It has long been assumed that couples who are in love will have a satisfactory sex life and that deep intimacy begets great sex. And yet, good sex often fades even for couples who are still in love after years of being together, raising several important questions about the relationship between love and desire.
How is love different to desire? How do they relate and how do they conflict?
What sustains desire in long term relationships and why is it so difficult?
Enter Esther Perel, a Belgian psychotherapist and author who set about to answer these questions. In her quest, Perel observed what appears to be a paradox between love and desire in human relationships in that where there is romantic love, there also seems to be what she terms “a crisis of desire”. She argues that vital to sustaining desire in a committed relationship is the reconciliation of two fundamental and conflicting human needs: our need for security and our need for surprise.
Love and desire in conflict
Perel explains that as humans, we all have a strong need for security, predictability, safety, dependability and reliability. These anchoring and grounding experiences satisfy our need for permanence or “home”. The ingredients that nurture these feelings which we call ‘love’ are mutuality, reciprocity, protection and responsibility for others.
Desire on the other hand comes from an equally strong need which humans have for adventure, novelty, mystery, risk, danger, the unexpected and surprise. Fuelling sexual desire are ingredients such as jealousy, possessiveness, power, dominance, aggression, naughtiness and mischief.
In a nutshell, Perel is saying that the ideas and experiences that support the concept of love are sometimes the very ingredients that stifle sexual desire. As she puts it so eloquently, the erotic mind is not very politically correct because most of us will get sexually aroused at night by the very same things that we rally against during the day.
Reconciling our need for security and our need for adventure pose one of the key challenges for relationships today.
The dilemma of modern relationships
Balancing these two needs was not such a problem in the past when marriage was an economic institution and contractual arrangement entered into for the sake of having children, gaining social status and for the purpose of succession. Everyone knew where they stood and sexual desire was outsourced to dalliances outside of the marriage.
Not anymore. Sexual desire as a concept is now firmly embedded as part of modern love and in individualistic societies as an expression of individuality, free choice, preferences and even as part of our identity.
In contemporary relationships, we expect our partner to be all things to us, in essence, to play multiple roles - best friend, trusted confidante and passionate lover. As Perel puts it, we expect our partners to give us belonging, identity, predictability, closeness and comfort but at the same time, offer us transcendence, novelty, mystery and awe, all in one. With such pressure, is it any surprise that many relationships buckle under the weight of these demands?

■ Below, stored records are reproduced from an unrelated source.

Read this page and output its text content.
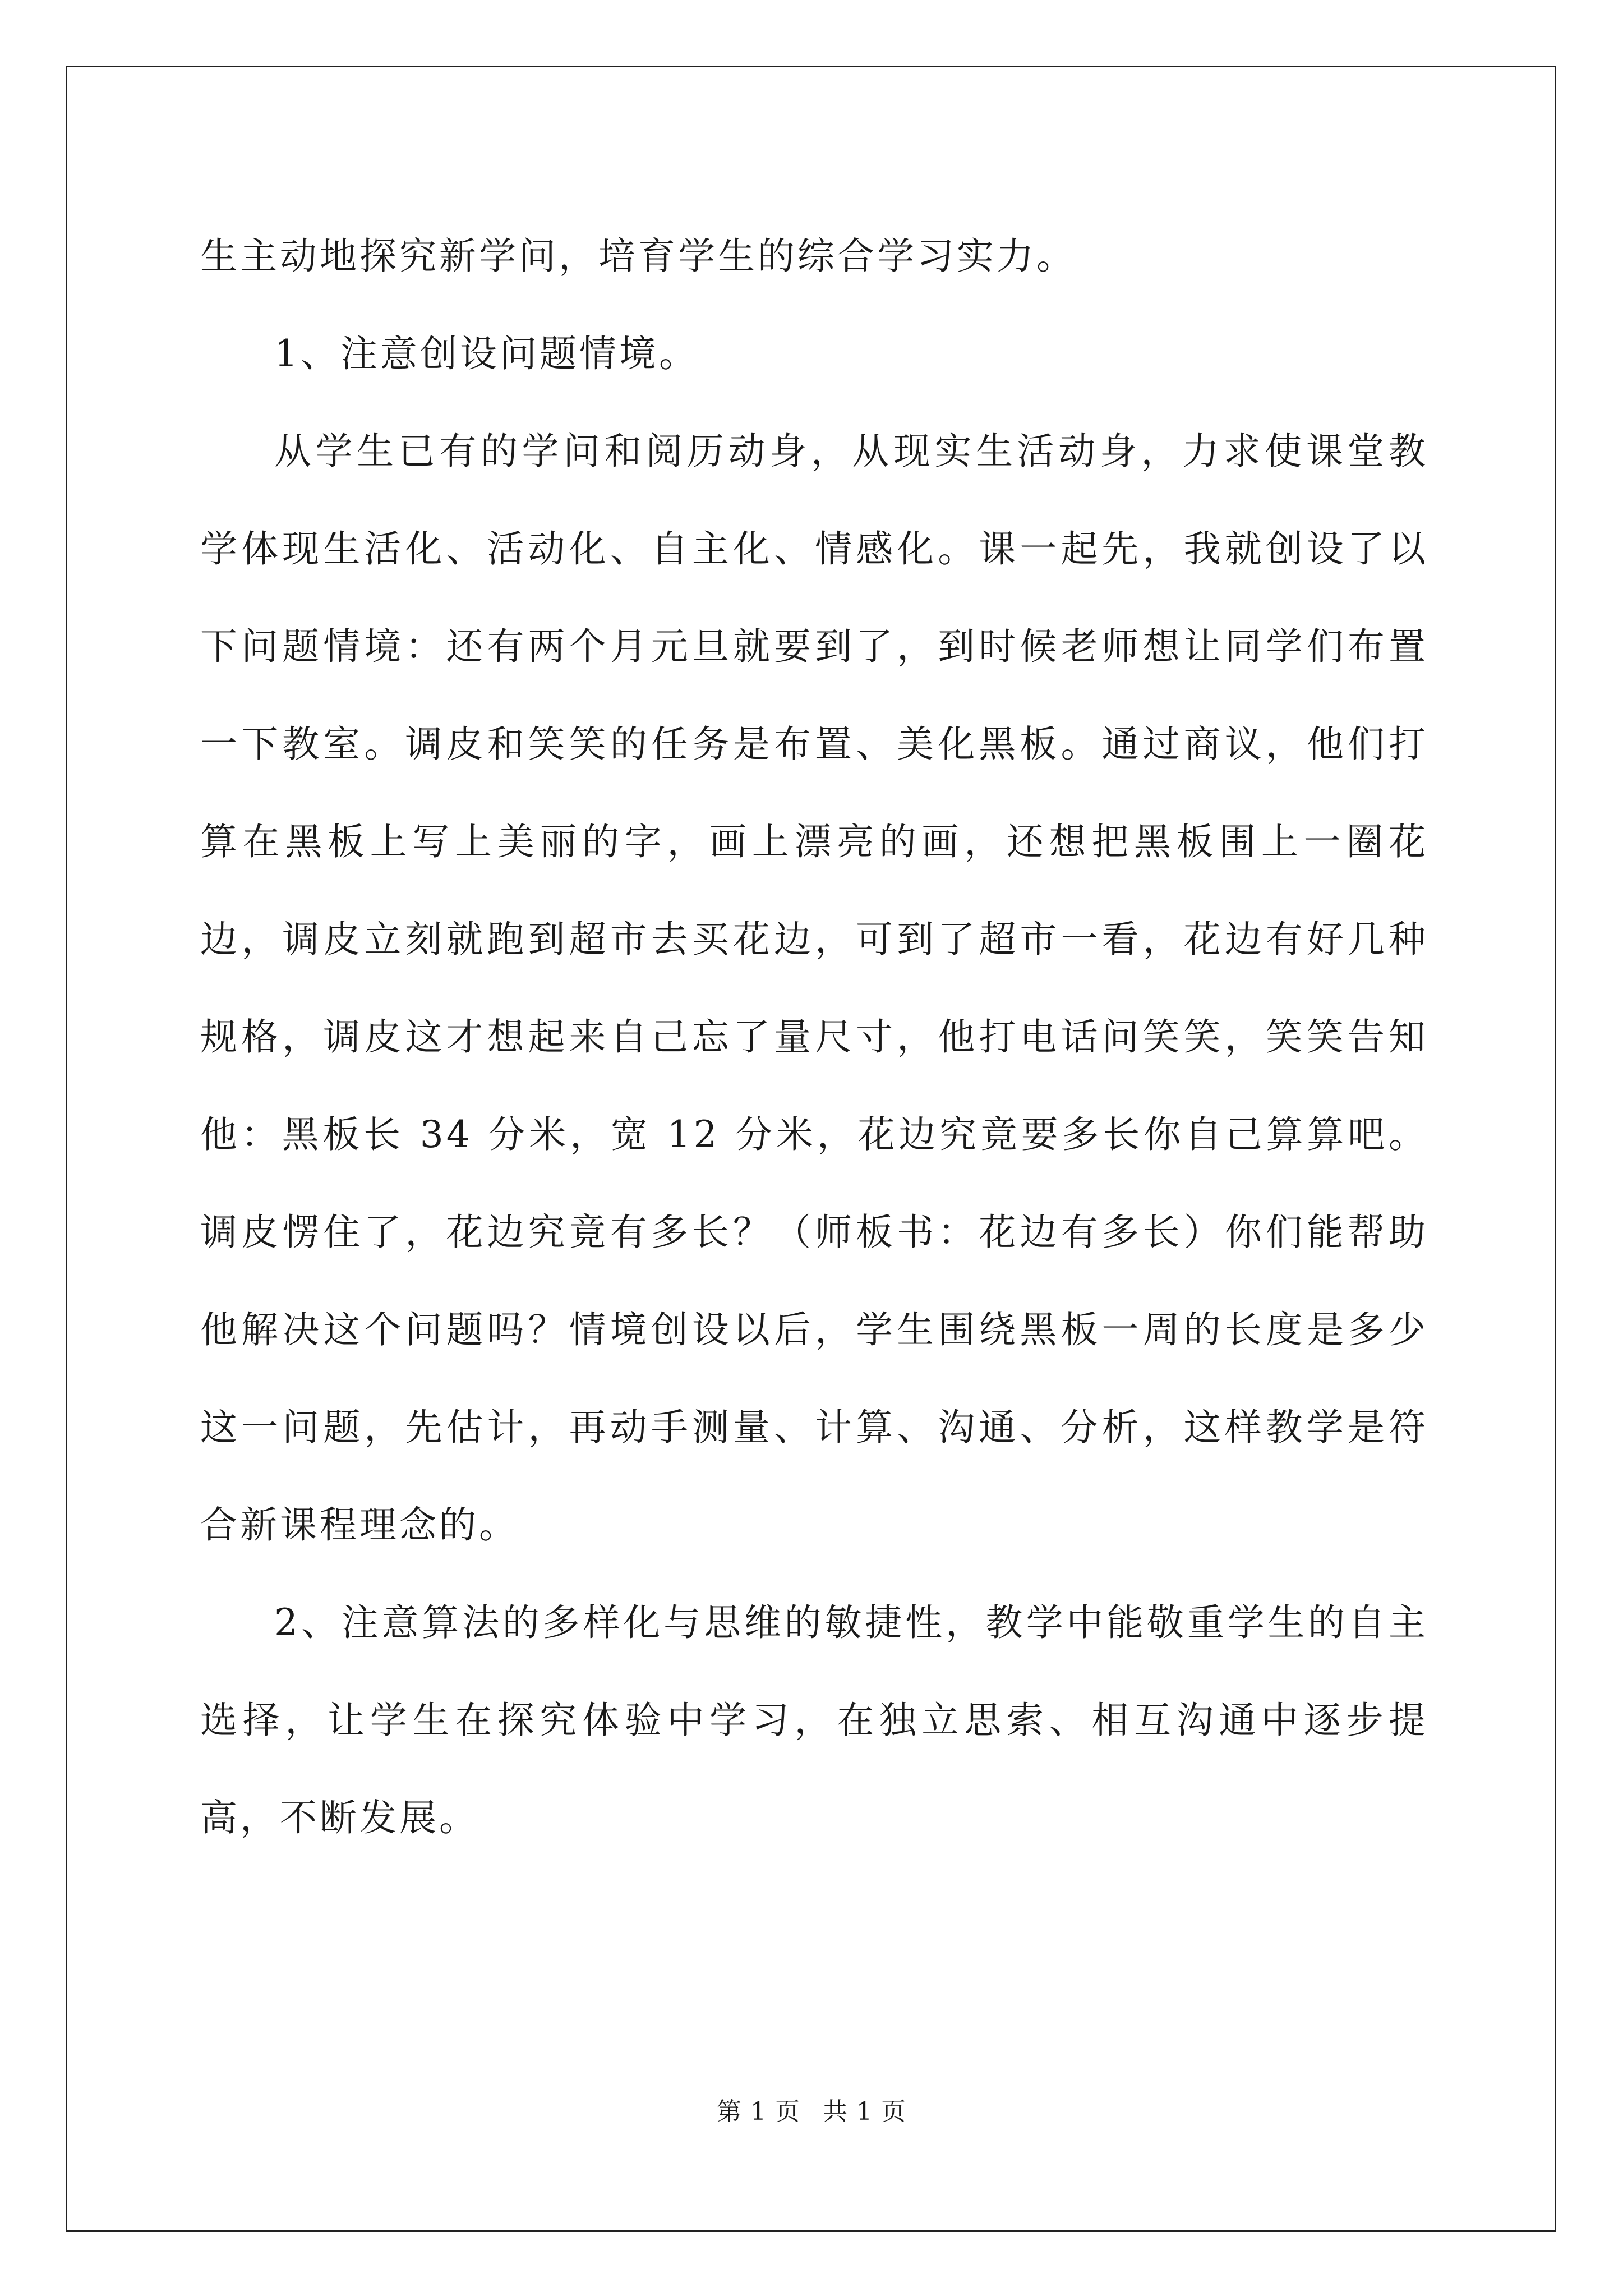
生主动地探究新学问，培育学生的综合学习实力。

1、注意创设问题情境。

从学生已有的学问和阅历动身，从现实生活动身，力求使课堂教学体现生活化、活动化、自主化、情感化。课一起先，我就创设了以下问题情境：还有两个月元旦就要到了，到时候老师想让同学们布置一下教室。调皮和笑笑的任务是布置、美化黑板。通过商议，他们打算在黑板上写上美丽的字，画上漂亮的画，还想把黑板围上一圈花边，调皮立刻就跑到超市去买花边，可到了超市一看，花边有好几种规格，调皮这才想起来自己忘了量尺寸，他打电话问笑笑，笑笑告知他：黑板长 34 分米，宽 12 分米，花边究竟要多长你自己算算吧。调皮愣住了，花边究竟有多长？（师板书：花边有多长）你们能帮助他解决这个问题吗？情境创设以后，学生围绕黑板一周的长度是多少这一问题，先估计，再动手测量、计算、沟通、分析，这样教学是符合新课程理念的。

2、注意算法的多样化与思维的敏捷性，教学中能敬重学生的自主选择，让学生在探究体验中学习，在独立思索、相互沟通中逐步提高，不断发展。

第 1 页 共 1 页
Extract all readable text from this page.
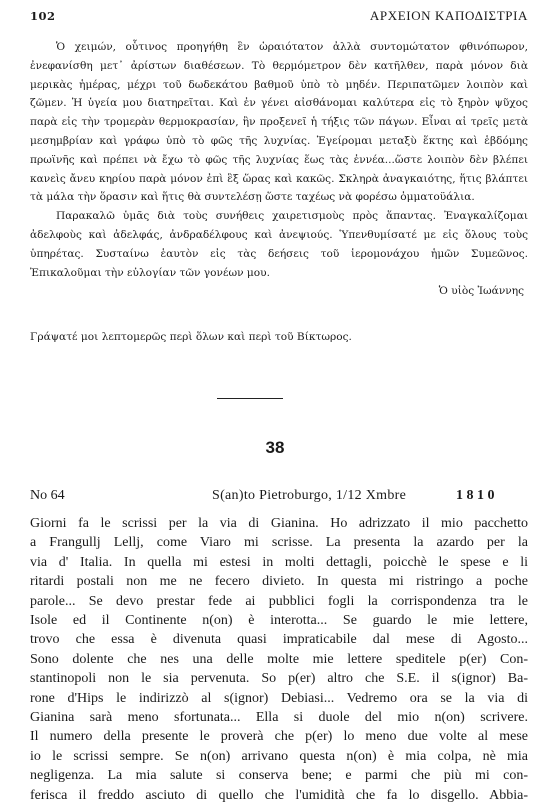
102	ΑΡΧΕΙΟΝ ΚΑΠΟΔΙΣΤΡΙΑ

Ὁ χειμών, οὗτινος προηγήθη ἓν ὡραιότατον ἀλλὰ συντομώτατον φθινόπωρον, ἐνεφανίσθη μετ᾽ ἀρίστων διαθέσεων. Τὸ θερμόμετρον δὲν κατῆλθεν, παρὰ μόνον διὰ μερικὰς ἡμέρας, μέχρι τοῦ δωδεκάτου βαθμοῦ ὑπὸ τὸ μηδέν. Περιπατῶμεν λοιπὸν καὶ ζῶμεν. Ἡ ὑγεία μου διατηρεῖται. Καὶ ἐν γένει αἰσθάνομαι καλύτερα εἰς τὸ ξηρὸν ψῦχος παρὰ εἰς τὴν τρομερὰν θερμοκρασίαν, ἢν προξενεῖ ἡ τήξις τῶν πάγων. Εἶναι αἱ τρεῖς μετὰ μεσημβρίαν καὶ γράφω ὑπὸ τὸ φῶς τῆς λυχνίας. Ἐγείρομαι μεταξὺ ἕκτης καὶ ἑβδόμης πρωϊνῆς καὶ πρέπει νὰ ἔχω τὸ φῶς τῆς λυχνίας ἕως τὰς ἐννέα...ὥστε λοιπὸν δὲν βλέπει κανεὶς ἄνευ κηρίου παρὰ μόνον ἐπὶ ἓξ ὥρας καὶ κακῶς. Σκληρὰ ἀναγκαιότης, ἥτις βλάπτει τὰ μάλα τὴν ὅρασιν καὶ ἥτις θὰ συντελέσῃ ὥστε ταχέως νὰ φορέσω ὀμματοϋάλια.

Παρακαλῶ ὑμᾶς διὰ τοὺς συνήθεις χαιρετισμοὺς πρὸς ἅπαντας. Ἐναγκαλίζομαι ἀδελφοὺς καὶ ἀδελφάς, ἀνδραδέλφους καὶ ἀνεψιούς. Ὑπενθυμίσατέ με εἰς ὅλους τοὺς ὑπηρέτας. Συσταίνω ἑαυτὸν εἰς τὰς δεήσεις τοῦ ἱερομονάχου ἡμῶν Συμεῶνος. Ἐπικαλοῦμαι τὴν εὐλογίαν τῶν γονέων μου.

Ὁ υἱὸς Ἰωάννης
Γράψατέ μοι λεπτομερῶς περὶ ὅλων καὶ περὶ τοῦ Βίκτωρος.
38
No 64	S(an)to Pietroburgo, 1/12 Xmbre	1810
Giorni fa le scrissi per la via di Gianina. Ho adrizzato il mio pacchetto
a Frangullj Lellj, come Viaro mi scrisse. La presenta la azardo per la
via d' Italia. In quella mi estesi in molti dettagli, poicchè le spese e li
ritardi postali non me ne fecero divieto. In questa mi ristringo a poche
parole... Se devo prestar fede ai pubblici fogli la corrispondenza tra le
Isole ed il Continente n(on) è interotta... Se guardo le mie lettere,
trovo che essa è divenuta quasi impraticabile dal mese di Agosto...
Sono dolente che nes una delle molte mie lettere speditele p(er) Con-
stantinopoli non le sia pervenuta. So p(er) altro che S.E. il s(ignor) Ba-
rone d'Hips le indirizzò al s(ignor) Debiasi... Vedremo ora se la via di
Gianina sarà meno sfortunata... Ella si duole del mio n(on) scrivere.
Il numero della presente le proverà che p(er) lo meno due volte al mese
io le scrissi sempre. Se n(on) arrivano questa n(on) è mia colpa, nè mia
negligenza. La mia salute si conserva bene; e parmi che più mi con-
ferisca il freddo asciuto di quello che l'umidità che fa lo disgello. Abbia-
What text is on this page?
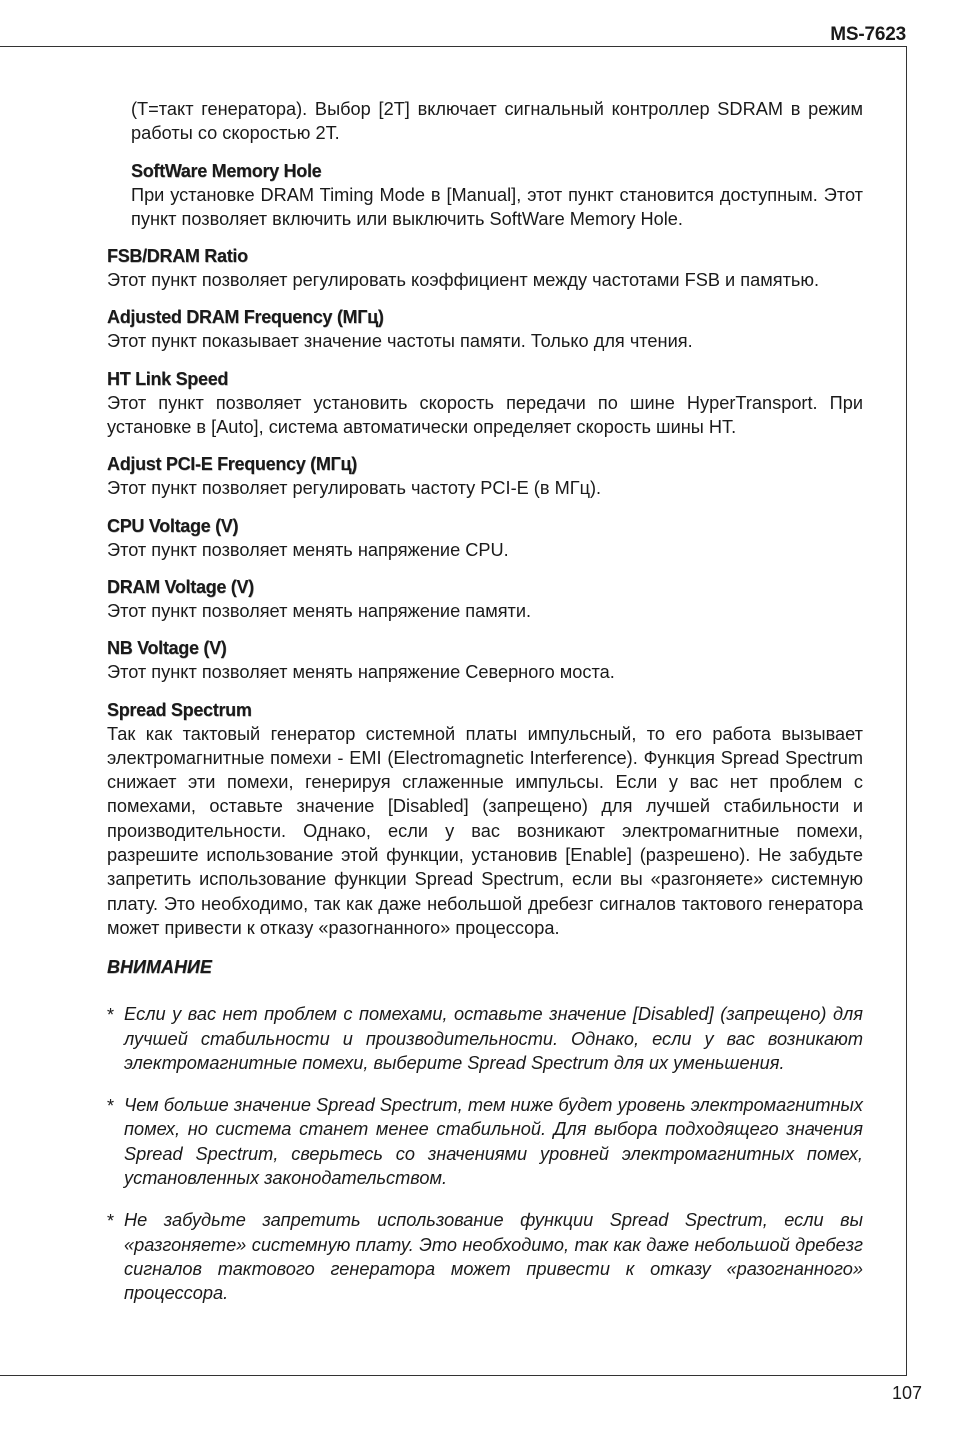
MS-7623

(T=такт генератора). Выбор [2T] включает сигнальный контроллер SDRAM в режим работы со скоростью 2T.

SoftWare Memory Hole

При установке DRAM Timing Mode в [Manual], этот пункт становится доступным. Этот пункт позволяет включить или выключить SoftWare Memory Hole.

FSB/DRAM Ratio

Этот пункт позволяет регулировать коэффициент между частотами FSB и памятью.

Adjusted DRAM Frequency (МГц)

Этот пункт показывает значение частоты памяти. Только для чтения.

HT Link Speed

Этот пункт позволяет установить скорость передачи по шине HyperTransport. При установке в [Auto], система автоматически определяет скорость шины HT.

Adjust PCI-E Frequency (МГц)

Этот пункт позволяет регулировать частоту PCI-E (в МГц).

CPU Voltage (V)

Этот пункт позволяет менять напряжение CPU.

DRAM Voltage (V)

Этот пункт позволяет менять напряжение памяти.

NB Voltage (V)

Этот пункт позволяет менять напряжение Северного моста.

Spread Spectrum

Так как тактовый генератор системной платы импульсный, то его работа вызывает электромагнитные помехи - EMI (Electromagnetic Interference). Функция Spread Spectrum снижает эти помехи, генерируя сглаженные импульсы. Если у вас нет проблем с помехами, оставьте значение [Disabled] (запрещено) для лучшей стабильности и производительности. Однако, если у вас возникают электромагнитные помехи, разрешите использование этой функции, установив [Enable] (разрешено). Не забудьте запретить использование функции Spread Spectrum, если вы «разгоняете» системную плату. Это необходимо, так как даже небольшой дребезг сигналов тактового генератора может привести к отказу «разогнанного» процессора.

ВНИМАНИЕ
* Если у вас нет проблем с помехами, оставьте значение [Disabled] (запрещено) для лучшей стабильности и производительности. Однако, если у вас возникают электромагнитные помехи, выберите Spread Spectrum для их уменьшения.
* Чем больше значение Spread Spectrum, тем ниже будет уровень электромагнитных помех, но система станет менее стабильной. Для выбора подходящего значения Spread Spectrum, сверьтесь со значениями уровней электромагнитных помех, установленных законодательством.
* Не забудьте запретить использование функции Spread Spectrum, если вы «разгоняете» системную плату. Это необходимо, так как даже небольшой дребезг сигналов тактового генератора может привести к отказу «разогнанного» процессора.
107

But that’s not all, given that desire is about wanting and seeking where we haven’t been before and what we haven’t had, is it even possible to want what we already have?
According to Perel, it is certainly possible to regain or maintain an erotic spark in an emotionally committed relationship by cultivating what she calls, Erotic intelligence, a concept which she writes about in her book, Mating in Captivity: Unlocking Erotic Intelligence.
Perel notes that couples who have an erotic spark understand that sex provides them with a way to get in touch with feeling alive, vibrant, vital and energetic. The ingredients that sustain sexual desire are imagination, playfulness, novelty, curiosity and mystery with the key component being imagination.
But because love entails selflessness, we don’t always know how to bring to the person whom we love, the host of things that are going on in our erotic mind. Therefore, a certain amount of selfishness (in terms of attending to our own needs) is necessary to sustain sexual desire because we don’t get excited enough if we spend our time in the body and head of the other and not in our own.
Perel has noted that erotic couples share following:
1. They understand that desire needs space so they have a lot of sexual privacy and understand that there is an erotic space that belongs to each of them.
2. They understand that ‘an erotic space’ is created when each of them leave all their care-taking responsibilities at the door.
3. They also understand that ‘foreplay’ is not just something that they do before sexual intercourse.
4. They understand that passion waxes and wanes but they also know how to bring it back.
5. They understand that committed sex is pre-meditated, focused and intentional because they have de-bunked the myth of spontaneity.
Esther Perel is a Belgian psychotherapist and author, recognised as one of the important voices in modern love, marriage and human relationships. She is known for her work on sexual desire and infidelity.
Material for this post was drawn from a TED talk which she gave in February 2013 entitled The secret to desire in a long-term relationship. As of June 2018, it has received more than 12 million views on TED's website.